いや、だってそれはまた、別の話でしょ?!


「私は私で海賊をしてるの。私にも私の仲間がいるのよ。そんな簡単に見限れるもんじゃないの。ローだってそうでしょ?」
「………。」
「あのかわいいかわいいベポを、私のために海に捨ててよって言われたら、出来るの?ん?」
「無理。」


即答。

恐らくローは
理屈では分かってくれてると思うけど。

でもまたなんだか
納得がいってないような顔をしてる。


どうすれば、分かってくれるのかな?
私にはローしかいないんだってこと。



「お前は…「あ、そうだ!」…なんだ。」
「私のこれ、置いていってもいいよ。」
「は?」


そう言って私が指 指したのは、自らの左胸。


「心臓。ローになら預けてもいい。」
「は?!」


ローの能力をもってすれば、
私の心臓を取ることくらい容易いはず。


「…もし万が一俺に殺されたらどうする。」
「そんなことするの?」
「……」
「…え、するの?!!」
「さあ」
「…うぅ、ヒド。んー…でもいいよ、ローなら。」


そんな無意味に私を
殺すようなことはしないと信じてる。

これで私のローへの想いが
分かってもらえるなら、
これくらいお安い御用だ。


そんなことを考えていると、
ソファから、ふっ、と笑う声が聞こえた。


「な、なんで笑った?!」
「いや、まさか、命を差し出させるとはな」
「だってローが…っ!」
「なかなか面白い返答だ」
「か、からかってたのー?!」


さっきの仏頂面はどこへやら。
ローは愉快そうに笑った。


「心臓はいらねぇ。
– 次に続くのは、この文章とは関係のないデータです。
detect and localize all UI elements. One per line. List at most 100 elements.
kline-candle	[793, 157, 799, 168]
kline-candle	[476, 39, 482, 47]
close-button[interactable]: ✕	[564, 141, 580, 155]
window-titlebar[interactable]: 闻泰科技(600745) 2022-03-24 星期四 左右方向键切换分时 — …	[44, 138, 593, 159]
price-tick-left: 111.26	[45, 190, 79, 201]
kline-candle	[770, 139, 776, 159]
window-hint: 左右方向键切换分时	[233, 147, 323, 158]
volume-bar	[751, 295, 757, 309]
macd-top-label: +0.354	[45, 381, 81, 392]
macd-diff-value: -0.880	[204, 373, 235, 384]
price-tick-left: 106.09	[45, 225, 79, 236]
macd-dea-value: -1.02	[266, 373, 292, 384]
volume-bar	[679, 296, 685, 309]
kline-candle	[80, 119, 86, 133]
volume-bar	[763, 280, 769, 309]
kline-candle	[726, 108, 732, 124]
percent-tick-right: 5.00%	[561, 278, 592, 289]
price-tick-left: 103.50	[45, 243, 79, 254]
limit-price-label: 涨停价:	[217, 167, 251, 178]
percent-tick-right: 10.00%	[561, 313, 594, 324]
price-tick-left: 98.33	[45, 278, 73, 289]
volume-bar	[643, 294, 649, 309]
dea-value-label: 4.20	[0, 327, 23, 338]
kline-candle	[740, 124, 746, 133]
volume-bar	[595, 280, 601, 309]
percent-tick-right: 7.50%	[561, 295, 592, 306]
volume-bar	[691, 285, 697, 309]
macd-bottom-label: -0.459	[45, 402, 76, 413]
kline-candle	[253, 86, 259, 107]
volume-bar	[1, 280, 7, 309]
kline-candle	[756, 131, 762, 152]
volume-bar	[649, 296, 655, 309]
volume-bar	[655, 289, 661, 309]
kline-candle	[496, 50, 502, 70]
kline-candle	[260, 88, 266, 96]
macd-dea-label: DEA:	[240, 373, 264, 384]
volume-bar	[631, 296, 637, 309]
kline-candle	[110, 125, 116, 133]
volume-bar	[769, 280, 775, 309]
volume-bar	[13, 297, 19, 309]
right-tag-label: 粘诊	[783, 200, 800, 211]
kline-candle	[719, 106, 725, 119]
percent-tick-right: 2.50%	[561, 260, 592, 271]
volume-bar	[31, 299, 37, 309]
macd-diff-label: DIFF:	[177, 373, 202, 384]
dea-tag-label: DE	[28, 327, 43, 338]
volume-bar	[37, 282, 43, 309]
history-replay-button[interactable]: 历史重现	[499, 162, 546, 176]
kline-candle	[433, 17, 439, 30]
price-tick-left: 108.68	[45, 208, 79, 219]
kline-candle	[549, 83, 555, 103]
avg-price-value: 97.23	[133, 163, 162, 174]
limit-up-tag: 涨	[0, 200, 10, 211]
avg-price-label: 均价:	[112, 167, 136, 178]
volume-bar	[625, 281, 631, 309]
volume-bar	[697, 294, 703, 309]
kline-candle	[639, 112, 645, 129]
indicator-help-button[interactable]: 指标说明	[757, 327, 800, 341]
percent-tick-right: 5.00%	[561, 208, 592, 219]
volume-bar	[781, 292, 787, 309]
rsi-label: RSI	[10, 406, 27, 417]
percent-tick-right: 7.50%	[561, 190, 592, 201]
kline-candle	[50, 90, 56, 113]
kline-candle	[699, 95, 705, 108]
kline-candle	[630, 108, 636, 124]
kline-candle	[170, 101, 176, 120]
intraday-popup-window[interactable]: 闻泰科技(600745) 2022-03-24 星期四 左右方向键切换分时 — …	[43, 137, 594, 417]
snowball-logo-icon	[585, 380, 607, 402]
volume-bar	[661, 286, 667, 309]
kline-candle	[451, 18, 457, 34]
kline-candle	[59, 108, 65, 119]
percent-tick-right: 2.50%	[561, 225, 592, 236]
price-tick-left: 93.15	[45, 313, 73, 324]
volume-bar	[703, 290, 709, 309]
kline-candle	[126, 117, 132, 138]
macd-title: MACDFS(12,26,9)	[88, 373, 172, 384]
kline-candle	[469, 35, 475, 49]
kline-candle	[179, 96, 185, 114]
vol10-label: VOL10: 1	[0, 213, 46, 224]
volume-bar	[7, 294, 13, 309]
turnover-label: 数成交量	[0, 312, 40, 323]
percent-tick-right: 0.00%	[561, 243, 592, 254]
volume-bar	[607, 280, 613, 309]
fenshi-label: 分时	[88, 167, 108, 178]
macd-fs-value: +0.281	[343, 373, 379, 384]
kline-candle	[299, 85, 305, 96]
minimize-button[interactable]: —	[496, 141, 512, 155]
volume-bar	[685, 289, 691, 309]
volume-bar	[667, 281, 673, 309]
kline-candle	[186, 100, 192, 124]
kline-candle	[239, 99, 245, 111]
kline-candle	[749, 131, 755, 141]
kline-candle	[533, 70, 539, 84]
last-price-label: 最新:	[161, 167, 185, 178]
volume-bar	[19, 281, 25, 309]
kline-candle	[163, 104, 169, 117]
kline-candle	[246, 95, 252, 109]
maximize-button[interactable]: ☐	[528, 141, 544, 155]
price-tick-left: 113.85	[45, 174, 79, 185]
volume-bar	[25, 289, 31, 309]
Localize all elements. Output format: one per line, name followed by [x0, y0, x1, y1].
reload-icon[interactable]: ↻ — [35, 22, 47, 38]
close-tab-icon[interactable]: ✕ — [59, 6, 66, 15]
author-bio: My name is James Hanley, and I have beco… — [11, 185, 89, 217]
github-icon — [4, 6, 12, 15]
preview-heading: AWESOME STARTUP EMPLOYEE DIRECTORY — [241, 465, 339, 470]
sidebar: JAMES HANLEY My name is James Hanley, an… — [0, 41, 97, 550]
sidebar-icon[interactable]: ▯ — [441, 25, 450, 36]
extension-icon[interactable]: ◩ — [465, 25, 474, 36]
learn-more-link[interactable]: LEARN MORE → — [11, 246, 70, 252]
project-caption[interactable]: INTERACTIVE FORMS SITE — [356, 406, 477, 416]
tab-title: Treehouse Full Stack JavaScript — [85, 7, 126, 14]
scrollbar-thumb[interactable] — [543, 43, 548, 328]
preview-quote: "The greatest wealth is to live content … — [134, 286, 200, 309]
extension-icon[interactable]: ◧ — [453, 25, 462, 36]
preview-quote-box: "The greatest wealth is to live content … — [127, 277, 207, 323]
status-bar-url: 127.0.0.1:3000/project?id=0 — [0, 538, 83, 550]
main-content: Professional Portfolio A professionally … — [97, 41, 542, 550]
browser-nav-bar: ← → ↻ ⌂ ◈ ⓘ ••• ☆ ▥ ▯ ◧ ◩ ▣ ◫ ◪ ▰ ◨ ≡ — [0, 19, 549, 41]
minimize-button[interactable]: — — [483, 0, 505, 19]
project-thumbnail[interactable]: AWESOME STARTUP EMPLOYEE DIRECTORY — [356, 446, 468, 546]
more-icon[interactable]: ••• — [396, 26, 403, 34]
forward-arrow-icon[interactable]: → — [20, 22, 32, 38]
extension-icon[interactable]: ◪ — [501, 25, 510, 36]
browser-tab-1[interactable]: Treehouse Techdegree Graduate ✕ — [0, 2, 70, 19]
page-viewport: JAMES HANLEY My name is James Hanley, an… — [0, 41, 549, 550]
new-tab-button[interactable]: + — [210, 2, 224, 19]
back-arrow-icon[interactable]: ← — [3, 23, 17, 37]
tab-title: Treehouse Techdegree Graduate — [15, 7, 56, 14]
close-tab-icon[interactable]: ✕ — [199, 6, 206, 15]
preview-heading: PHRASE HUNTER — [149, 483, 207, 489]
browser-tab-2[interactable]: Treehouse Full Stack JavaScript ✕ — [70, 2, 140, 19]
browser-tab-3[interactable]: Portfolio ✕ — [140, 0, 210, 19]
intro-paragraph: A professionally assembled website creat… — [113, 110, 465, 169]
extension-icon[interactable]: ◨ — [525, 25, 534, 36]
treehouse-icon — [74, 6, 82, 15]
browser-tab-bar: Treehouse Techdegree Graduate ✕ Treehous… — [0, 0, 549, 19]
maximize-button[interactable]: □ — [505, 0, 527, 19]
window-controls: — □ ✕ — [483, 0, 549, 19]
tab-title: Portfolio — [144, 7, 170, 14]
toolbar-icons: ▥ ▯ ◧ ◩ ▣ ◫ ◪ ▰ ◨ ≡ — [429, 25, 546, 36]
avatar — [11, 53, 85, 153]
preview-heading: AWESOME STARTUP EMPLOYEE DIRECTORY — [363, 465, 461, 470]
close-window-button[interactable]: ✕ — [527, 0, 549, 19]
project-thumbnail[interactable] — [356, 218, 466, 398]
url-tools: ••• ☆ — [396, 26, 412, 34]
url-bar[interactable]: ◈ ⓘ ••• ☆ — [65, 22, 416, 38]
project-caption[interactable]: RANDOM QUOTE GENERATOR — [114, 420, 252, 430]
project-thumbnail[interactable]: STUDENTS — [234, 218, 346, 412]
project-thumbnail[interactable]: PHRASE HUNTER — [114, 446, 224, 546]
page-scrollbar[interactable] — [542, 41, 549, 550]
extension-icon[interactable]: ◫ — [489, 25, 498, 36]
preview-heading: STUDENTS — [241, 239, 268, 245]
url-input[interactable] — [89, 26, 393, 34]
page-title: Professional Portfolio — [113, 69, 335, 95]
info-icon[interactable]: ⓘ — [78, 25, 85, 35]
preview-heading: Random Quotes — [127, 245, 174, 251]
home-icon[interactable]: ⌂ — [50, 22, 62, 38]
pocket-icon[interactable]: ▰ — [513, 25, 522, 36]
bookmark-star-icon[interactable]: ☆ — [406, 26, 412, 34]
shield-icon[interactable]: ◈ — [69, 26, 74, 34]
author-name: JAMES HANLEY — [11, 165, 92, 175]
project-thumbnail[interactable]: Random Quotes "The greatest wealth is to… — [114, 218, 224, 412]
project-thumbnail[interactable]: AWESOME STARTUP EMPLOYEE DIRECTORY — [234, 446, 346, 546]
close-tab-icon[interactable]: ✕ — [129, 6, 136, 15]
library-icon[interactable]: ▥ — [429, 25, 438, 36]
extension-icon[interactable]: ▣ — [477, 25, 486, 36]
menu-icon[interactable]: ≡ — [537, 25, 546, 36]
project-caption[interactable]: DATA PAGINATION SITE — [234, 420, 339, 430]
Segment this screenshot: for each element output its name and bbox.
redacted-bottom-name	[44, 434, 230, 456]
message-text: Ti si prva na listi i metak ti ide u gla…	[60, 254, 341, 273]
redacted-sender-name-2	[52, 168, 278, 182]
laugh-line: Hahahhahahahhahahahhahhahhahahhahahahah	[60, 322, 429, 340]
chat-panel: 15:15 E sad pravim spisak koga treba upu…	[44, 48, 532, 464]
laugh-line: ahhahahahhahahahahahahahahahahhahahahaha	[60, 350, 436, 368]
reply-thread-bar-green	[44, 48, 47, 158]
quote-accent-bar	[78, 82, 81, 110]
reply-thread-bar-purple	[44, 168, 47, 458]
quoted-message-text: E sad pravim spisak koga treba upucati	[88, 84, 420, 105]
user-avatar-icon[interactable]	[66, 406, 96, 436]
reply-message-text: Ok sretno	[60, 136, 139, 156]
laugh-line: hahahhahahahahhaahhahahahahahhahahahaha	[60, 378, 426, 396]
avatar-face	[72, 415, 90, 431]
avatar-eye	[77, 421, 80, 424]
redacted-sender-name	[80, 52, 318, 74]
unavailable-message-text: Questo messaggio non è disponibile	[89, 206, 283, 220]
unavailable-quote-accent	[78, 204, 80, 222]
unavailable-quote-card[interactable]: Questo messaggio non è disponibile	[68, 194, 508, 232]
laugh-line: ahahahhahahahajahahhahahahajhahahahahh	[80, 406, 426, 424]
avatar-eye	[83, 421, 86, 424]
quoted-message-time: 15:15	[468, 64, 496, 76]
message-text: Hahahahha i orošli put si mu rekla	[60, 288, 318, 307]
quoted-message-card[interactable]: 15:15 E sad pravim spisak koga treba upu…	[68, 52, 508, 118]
」
「え?」
「誤って潰してしまったら、シャレになんねぇ」
「潰っ…?!」
「それに」


いきなりローが私の腕を引っ張るから、
よろけて私は、
必然的にローの胸の中に飛び込む体勢になった。


そして耳元で…


「おまえの心臓(ハート)は元々俺のもんだ。わざわざもう一度取る必要はねぇ、そうだろ?」
「…っ!」






どうやら、心臓なんて
とっくの昔にとられていたようです。
 



…………


∵あとがき 
 ヤキモチ妬きな甘ったるい
 トラファルガーになってしまいましたね。